Devices converting heat energy into motion are commonly referred to simply as engines.
Simple machines, such as the club and oar (examples of the lever), are prehistoric. More complex engines using human power, animal power, water power, wind power and even steam power date back to antiquity. Human power was focused by the use of simple engines, such as the capstan, windlass or treadmill, and with ropes, pulleys, and block and tackle arrangements; this power was transmitted usually with the forces multiplied and the speed reduced. These were used in cranes and aboard ships in Ancient Greece, as well as in mines, water pumps and siege engines in Ancient Rome. The writers of those times, including Vitruvius, Frontinus and Pliny the Elder, treat these engines as commonplace, so their invention may be more ancient. By the 1st century AD, cattle and horses were used in mills, driving machines similar to those powered by humans in earlier times.
According to Strabo, a water powered mill was built in Kaberia of the kingdom of Mithridates during the 1st century BC. Use of water wheels in mills spread throughout the Roman Empire over the next few centuries. Some were quite complex, with aqueducts, dams, and sluices to maintain and channel the water, along with systems of gears, or toothed-wheels made of wood and metal to regulate the speed of rotation. In a poem by Ausonius in the 4th century AD, he mentions a stone-cutting saw powered by water. Hero of Alexandria is credited with many such wind and steam powered machines in the 1st century AD, including the Aeolipile, but it is not known if any of these were put to practical use.
Medieval Muslim engineers employed gears in mills and water-raising machines, and used dams as a source of water power to provide additional power to watermills and water-raising machines. In the medieval Islamic world, such advances made it possible to mechanize many industrial tasks previously carried out by manual labour.
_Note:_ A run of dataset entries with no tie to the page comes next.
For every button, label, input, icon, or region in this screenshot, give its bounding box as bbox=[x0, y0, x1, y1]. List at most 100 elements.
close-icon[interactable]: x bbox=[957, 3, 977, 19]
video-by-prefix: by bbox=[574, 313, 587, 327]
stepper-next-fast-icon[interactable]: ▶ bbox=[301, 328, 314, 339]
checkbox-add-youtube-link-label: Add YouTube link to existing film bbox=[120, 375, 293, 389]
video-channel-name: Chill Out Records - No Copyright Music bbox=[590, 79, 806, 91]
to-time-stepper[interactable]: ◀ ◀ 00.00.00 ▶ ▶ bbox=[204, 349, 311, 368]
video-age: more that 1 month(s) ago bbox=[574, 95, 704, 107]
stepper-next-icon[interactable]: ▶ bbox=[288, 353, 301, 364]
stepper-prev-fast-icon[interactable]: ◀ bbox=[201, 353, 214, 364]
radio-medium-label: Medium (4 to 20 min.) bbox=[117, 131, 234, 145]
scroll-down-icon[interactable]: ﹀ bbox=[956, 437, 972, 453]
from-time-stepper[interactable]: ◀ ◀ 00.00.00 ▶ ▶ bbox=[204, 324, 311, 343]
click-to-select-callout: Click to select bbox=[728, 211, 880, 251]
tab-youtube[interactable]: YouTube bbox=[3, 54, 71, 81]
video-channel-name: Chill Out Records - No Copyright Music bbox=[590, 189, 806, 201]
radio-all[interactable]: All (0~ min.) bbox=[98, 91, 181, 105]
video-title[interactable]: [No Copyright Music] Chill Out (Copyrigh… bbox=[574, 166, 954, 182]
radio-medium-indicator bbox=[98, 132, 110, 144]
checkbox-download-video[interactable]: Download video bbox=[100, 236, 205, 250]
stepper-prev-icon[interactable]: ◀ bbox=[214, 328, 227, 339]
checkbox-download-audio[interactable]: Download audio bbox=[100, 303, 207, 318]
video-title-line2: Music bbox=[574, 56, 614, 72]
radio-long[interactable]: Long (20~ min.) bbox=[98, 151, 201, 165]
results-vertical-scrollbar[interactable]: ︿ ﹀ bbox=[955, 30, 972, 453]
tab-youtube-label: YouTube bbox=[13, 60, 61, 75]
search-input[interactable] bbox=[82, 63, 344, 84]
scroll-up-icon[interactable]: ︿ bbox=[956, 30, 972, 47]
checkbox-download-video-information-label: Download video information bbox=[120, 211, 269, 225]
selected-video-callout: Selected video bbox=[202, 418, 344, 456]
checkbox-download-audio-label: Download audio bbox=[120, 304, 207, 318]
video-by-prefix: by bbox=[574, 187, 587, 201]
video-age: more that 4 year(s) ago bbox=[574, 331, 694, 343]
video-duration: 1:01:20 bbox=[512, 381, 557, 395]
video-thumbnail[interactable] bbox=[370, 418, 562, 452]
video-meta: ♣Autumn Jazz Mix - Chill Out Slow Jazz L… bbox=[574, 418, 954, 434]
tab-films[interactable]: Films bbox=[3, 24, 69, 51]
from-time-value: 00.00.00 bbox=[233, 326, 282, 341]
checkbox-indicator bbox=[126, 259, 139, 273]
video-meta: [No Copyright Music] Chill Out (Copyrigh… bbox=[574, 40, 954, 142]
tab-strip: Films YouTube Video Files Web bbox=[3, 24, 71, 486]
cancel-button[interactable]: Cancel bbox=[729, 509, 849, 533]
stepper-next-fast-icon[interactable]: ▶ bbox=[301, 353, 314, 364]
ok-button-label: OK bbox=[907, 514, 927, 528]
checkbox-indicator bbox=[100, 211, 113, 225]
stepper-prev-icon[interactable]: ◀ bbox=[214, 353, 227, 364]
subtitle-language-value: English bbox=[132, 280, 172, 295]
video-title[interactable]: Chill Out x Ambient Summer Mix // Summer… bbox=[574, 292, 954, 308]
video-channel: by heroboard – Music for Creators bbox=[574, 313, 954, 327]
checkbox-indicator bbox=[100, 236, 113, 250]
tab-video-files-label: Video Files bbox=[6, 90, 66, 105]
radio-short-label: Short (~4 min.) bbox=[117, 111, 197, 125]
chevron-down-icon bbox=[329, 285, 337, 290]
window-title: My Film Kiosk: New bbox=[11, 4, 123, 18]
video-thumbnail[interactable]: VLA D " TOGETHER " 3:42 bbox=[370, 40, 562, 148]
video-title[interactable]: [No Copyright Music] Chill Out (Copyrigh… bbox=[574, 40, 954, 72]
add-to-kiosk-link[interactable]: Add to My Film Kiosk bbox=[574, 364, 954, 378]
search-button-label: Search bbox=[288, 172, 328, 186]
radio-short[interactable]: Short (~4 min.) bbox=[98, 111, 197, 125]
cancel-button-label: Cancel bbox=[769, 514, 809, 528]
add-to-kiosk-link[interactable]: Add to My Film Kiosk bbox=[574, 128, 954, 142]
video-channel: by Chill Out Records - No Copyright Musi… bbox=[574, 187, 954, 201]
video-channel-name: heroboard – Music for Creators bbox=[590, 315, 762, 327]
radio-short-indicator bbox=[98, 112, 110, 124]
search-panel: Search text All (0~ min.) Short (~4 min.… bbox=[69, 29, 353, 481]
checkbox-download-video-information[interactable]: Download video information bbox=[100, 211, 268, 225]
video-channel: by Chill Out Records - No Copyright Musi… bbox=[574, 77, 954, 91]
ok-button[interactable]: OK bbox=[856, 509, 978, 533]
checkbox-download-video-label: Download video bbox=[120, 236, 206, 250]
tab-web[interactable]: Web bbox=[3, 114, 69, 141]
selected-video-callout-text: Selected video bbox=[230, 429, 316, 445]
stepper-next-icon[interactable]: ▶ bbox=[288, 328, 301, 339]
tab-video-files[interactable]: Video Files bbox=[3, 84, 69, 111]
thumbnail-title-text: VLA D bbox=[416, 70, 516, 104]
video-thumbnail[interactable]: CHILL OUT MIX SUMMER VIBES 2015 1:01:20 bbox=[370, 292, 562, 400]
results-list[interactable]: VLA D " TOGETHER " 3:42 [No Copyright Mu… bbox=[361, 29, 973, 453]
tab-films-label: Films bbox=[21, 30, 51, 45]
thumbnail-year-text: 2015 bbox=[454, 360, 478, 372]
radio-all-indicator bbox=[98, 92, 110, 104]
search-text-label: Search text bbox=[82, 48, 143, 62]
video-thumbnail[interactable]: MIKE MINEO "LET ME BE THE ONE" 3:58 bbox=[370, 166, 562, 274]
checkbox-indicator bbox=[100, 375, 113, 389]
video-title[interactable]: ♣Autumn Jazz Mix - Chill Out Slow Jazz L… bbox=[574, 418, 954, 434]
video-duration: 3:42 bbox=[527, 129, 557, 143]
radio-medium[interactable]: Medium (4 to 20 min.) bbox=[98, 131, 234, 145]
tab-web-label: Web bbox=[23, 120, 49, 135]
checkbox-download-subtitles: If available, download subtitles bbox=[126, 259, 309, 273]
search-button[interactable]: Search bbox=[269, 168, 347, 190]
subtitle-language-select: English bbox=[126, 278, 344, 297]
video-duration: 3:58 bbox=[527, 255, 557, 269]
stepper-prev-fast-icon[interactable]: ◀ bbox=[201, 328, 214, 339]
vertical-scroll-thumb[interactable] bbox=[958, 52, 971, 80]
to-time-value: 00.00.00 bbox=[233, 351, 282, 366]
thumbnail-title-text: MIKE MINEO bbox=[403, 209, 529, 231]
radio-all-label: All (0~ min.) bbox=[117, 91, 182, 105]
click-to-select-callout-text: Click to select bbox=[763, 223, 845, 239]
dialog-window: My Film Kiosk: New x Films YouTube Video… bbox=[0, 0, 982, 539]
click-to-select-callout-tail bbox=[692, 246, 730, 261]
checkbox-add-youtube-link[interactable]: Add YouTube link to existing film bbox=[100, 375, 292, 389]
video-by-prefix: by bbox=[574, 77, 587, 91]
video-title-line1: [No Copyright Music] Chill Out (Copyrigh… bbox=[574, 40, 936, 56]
In 1206, al-Jazari employed a crank-conrod system for two of his water-raising machines. A rudimentary steam turbine device was described by Taqi al-Din in 1551 and by Giovanni Brancain 1629.
In the 13th century, the solid rocket motor was invented in China. Driven by gunpowder, this, the simplest form of internal combustion engine was unable to deliver sustained power, but was useful for propelling weaponry at high speeds towards enemies in battle and for fireworks. After invention, this innovation spread throughout Europe.
A petrol engine (known as a gasoline engine in North America) is an internal combustion engine with spark-ignition, designed to run on petrol (gasoline) and similar volatile fuels. It was invented in 1876 in Europe. In most petrol engines, the fuel and air are usually pre-mixed before compression (although some modern petrol engines now use cylinder-direct petrol injection). The pre-mixing was formerly done in a carburetor, but now it is done by electronically controlled fuel injection, except in small engines where the cost/complication of electronics does not justify the added engine efficiency. The process differs from a diesel engine in the method of mixing the fuel and air, and in using spark plugs to initiate the combustion process. In a diesel engine, only air is compressed (and therefore heated), and the fuel is injected into very hot air at the end of the compression stroke, and self-ignites.